Gaz kapsülü, insanın başına durup dururken isabet etmez.

Üzerinde havaya doğru nasıl ve kaç derece açıyla ateşleneceği büyük harflerle yazılı olan gaz kapsülleriyle bir insanı başından vurmanız için hem hedef almanız hem kurallara aykırı biçimde silahı kullanmış olmanız gerekir.

Ancak Türkiye'de yaşıyorsanız, kuşun taşla vurulması kuşun suçudur.

Haksız atamaları protesto eden gençlerin suçudur liyakatin bir tarafa bırakılması.

Haksız yere işten çıkartılanların suçudur, "bizi neden çıkarttınız" diye sormaları.

İnsanca maaş almak ve yaşamak isteyen işçilerin suçudur "hak talep etmeleri…"

Soma'da başlarına madenin çökmesinden madenci suçludur.

Çorlu'daki tren kazasından, trende ölen çocuklar.

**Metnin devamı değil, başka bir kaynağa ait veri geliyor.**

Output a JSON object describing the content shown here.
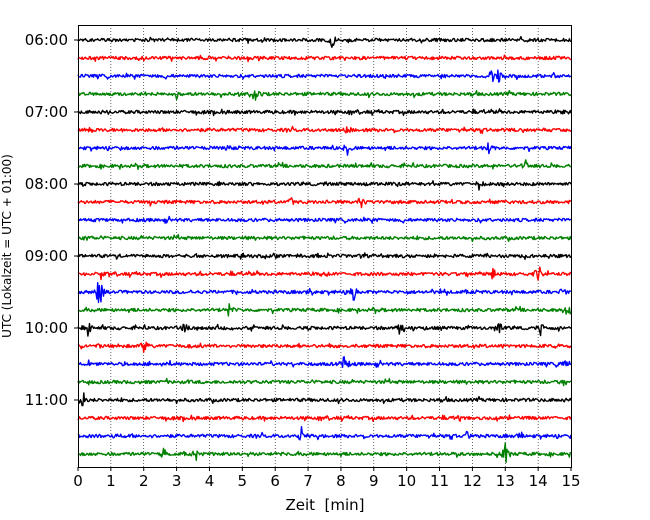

Gözünüzün üzerinde kaşınızın olmasının, cümle kurmanızın, nefes almanızın suç oluşturabileceği gibi, suçlusunuzdur hep bu kadar.

* * *

Gezi eylemlerinin bütün Türkiye'ye yayıldığı 2013'te, Hatay'da gaz fişeğiyle vurularak öldürülen Ahmet Atakan, yaşasaydı bugün 31 yaşında olacaktı.

Yaşama veda ettiğinde, yolculuğunun başında, 23'ündeydi.

Ölümünün üzerinden tam sekiz sene geçti.

Sekiz sene boyunca çocuklarının ölümünün hesabını sormak için çalmadık kapı bırakmayan ailesi, yine, kaya gibi bir duvarın önünde şimdi.

İnsan aklıyla alay etmek için örülmüş, insana hiçbir şey olmadığını bir anlam ifade etmediğini söylemek için yükseltilmiş alçak bir duvar.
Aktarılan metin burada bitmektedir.